Doing the right thing: Mitigation
We know bias is not a new problem, and we know it is not possible to eliminate bias entirely. What these new regulations are asking of us as actuaries, though, is to do the right thing. What this means for each company may differ. For those doing business in Colorado, they will (eventually) be required to take steps to address unfair discrimination. For everyone else, this is another decision to be made. Here are some potential pathways toward mitigating the impacts of bias present in your data and models. Again, this list is not exhaustive.
- From Quantifying Discriminatory effects paper:
- Reweighting
- Disparate impact remover
- Prejudice remover
- Bayes optimal equalized odds predictor
- Reject option classification
- Calibrated equalized odds
- From Practical Applications Part 2 paper:
- Remove linear dependence
- Equalize outcomes
- Perturb variables
- Control for protected class within the model
- Use a penalized fitting process
- Transform model estimates to align with fairness axioms
- Leverage adversarial debiasing
Depending on how proactive your company would like to be, you may or may not yet need to take steps to mitigate any observed disparity in fairness. This decision leads us further down different forked roads — do they lead us all to the same destination?
Unintended consequences?
As illustrated, these regulations are prone to interpretations and assumptions along every step of the path. If implementation of and accountability to these regulations is not handled in an equitable way, there is significant potential for adverse selection. Suppose one carrier, Carrier A, was proactive in identifying bias, reported the results to a state DOI, and was advised to remove variable X due to its results across several tests. Another carrier, Carrier B, who has yet to file a new model, uses variable X in their models. Until Carrier B undertakes the necessary testing and unless that testing shows similar results of discrimination based on the use of variable X, then there is significant potential for Carrier A to be adversely selected against. And they were trying to do the right thing!

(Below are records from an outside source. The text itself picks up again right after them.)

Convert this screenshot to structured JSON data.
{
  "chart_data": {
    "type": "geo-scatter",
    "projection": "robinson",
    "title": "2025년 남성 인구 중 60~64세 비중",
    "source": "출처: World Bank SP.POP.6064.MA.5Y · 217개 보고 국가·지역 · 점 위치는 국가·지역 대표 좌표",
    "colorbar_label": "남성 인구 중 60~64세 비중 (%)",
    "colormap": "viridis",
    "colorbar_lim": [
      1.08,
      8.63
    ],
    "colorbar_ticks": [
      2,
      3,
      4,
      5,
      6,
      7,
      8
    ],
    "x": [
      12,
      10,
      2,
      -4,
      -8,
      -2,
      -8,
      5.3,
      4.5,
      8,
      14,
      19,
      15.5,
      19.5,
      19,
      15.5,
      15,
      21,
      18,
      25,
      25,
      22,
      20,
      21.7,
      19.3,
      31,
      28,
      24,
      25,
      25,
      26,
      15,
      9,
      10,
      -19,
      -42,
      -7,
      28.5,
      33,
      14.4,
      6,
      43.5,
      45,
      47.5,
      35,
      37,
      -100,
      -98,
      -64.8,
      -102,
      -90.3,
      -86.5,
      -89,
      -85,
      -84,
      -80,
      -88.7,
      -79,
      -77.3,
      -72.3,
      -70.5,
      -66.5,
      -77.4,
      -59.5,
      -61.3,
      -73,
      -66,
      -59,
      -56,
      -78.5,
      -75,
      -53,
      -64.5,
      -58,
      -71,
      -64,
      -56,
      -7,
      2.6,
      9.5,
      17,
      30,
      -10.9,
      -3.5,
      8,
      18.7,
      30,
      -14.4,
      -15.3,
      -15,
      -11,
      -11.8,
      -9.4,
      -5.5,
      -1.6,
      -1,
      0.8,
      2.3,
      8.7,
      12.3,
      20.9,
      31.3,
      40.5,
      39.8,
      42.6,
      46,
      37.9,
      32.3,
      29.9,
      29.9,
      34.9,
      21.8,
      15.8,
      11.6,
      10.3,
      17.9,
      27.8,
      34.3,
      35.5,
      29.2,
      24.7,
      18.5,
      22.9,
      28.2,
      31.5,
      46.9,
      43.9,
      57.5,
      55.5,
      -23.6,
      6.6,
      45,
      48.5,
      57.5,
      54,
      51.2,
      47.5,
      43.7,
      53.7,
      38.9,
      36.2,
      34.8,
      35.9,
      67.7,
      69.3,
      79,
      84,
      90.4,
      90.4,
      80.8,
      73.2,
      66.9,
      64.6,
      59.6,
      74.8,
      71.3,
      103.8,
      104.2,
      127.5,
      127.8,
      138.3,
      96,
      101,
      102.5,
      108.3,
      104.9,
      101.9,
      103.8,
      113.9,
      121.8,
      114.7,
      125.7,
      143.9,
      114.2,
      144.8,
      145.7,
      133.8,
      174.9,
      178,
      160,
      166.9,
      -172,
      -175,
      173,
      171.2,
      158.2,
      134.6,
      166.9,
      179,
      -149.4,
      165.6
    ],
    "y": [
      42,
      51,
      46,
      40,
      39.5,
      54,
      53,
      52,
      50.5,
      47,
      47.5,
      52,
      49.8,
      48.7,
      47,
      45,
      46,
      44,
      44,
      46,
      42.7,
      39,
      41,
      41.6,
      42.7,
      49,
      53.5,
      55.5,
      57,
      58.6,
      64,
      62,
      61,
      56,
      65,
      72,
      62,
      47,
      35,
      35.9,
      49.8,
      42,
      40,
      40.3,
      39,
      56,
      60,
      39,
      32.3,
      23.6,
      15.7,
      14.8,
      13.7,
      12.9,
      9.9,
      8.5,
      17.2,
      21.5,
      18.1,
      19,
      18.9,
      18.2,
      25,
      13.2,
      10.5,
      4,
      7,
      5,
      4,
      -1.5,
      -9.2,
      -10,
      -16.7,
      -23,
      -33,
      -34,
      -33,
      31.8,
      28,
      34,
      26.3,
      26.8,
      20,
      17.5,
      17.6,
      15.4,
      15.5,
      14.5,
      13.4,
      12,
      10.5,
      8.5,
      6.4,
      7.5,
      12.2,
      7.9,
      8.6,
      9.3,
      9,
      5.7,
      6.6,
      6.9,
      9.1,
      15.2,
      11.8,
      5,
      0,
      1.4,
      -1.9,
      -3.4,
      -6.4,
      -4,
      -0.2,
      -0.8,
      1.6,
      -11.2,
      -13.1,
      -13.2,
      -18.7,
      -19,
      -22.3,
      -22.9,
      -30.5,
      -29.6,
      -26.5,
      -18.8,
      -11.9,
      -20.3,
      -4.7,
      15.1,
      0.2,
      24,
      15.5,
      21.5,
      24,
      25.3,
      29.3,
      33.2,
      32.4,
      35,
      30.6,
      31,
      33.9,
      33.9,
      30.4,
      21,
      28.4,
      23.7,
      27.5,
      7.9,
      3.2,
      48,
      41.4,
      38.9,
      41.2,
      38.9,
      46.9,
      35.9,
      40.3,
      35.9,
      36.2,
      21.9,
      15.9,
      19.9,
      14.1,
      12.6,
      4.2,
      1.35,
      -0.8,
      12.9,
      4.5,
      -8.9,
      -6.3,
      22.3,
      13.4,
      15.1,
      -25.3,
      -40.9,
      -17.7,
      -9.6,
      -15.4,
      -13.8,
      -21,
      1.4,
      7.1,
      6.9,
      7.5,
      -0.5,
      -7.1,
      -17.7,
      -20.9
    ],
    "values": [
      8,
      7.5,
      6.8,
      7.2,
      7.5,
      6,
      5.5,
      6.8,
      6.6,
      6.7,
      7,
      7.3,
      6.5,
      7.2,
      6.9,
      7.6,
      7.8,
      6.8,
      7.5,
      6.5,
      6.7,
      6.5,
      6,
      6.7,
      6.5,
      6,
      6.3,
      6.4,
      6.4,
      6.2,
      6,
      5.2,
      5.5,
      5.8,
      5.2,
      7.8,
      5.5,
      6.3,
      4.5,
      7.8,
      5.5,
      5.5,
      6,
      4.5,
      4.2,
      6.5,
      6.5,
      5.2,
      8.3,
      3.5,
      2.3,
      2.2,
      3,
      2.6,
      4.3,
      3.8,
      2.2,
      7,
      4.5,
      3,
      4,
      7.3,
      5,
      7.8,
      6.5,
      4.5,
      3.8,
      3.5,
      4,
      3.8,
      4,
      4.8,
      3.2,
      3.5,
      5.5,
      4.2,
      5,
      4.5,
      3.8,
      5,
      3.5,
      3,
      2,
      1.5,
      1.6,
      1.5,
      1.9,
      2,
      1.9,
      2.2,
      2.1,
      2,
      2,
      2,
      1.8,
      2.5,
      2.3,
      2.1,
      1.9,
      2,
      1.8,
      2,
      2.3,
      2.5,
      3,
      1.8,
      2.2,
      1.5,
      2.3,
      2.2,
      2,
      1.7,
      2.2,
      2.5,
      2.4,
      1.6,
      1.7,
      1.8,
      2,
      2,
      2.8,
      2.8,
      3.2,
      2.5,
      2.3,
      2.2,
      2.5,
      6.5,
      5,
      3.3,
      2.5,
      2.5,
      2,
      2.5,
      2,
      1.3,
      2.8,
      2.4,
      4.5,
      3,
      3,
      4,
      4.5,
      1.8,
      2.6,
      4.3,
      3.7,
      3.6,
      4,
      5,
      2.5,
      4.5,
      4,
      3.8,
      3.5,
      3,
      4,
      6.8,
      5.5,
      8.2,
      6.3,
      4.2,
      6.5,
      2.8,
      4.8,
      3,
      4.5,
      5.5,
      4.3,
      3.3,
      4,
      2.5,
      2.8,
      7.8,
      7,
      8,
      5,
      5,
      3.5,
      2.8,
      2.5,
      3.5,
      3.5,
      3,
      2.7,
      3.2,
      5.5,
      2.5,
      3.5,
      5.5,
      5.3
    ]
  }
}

With these regulations, fairness is yet another constraint to be considered in the modeling process. The challenge lies in the bifurcating decisions piling up within each company that lead to potentially different outcomes. Whereas for existing state regulations that restrict use of variables like gender, these new regulations could see different variables being used or not used depending on the decisions made by each company individually, influenced by their historical and current decision-making.
Several outstanding questions remain that will hopefully be resolved prior to adverse consequences coming to bear.
- How will these regulations be enforced with timing that would allow for all insurers to be held to the same standards at the same time?
- If a given variable runs afoul of bias testing requirements inconsistently across carriers due to differences in underlying data, what is the outcome?
- If a given variable runs afoul of bias testing requirements inconsistently across different models at the same company, what is the outcome?
- How will regulators account for different standards being established by each company due to their unique decisions?
There is a real tradeoff between “doing the right thing” and keeping your company profitable. Do you proactively assess and address any bias within your company’s data and models? Or do you take your time, waiting for regulations to force your company’s hand? Making the correct decision could be critical to your company’s bottom line.
The worry about bias is real, and so are the potential unintended consequences for insurers and the insurance market more broadly. Collaboration between regulators and carriers is crucial to get this right without adversely impacting consumers — our shared goal in the first place.
Erin Lachen, FCAS, CPCU, is the vice president and senior director, data science at Liberty Mutual Insurance. She is a member of the AR Writing Subgroup.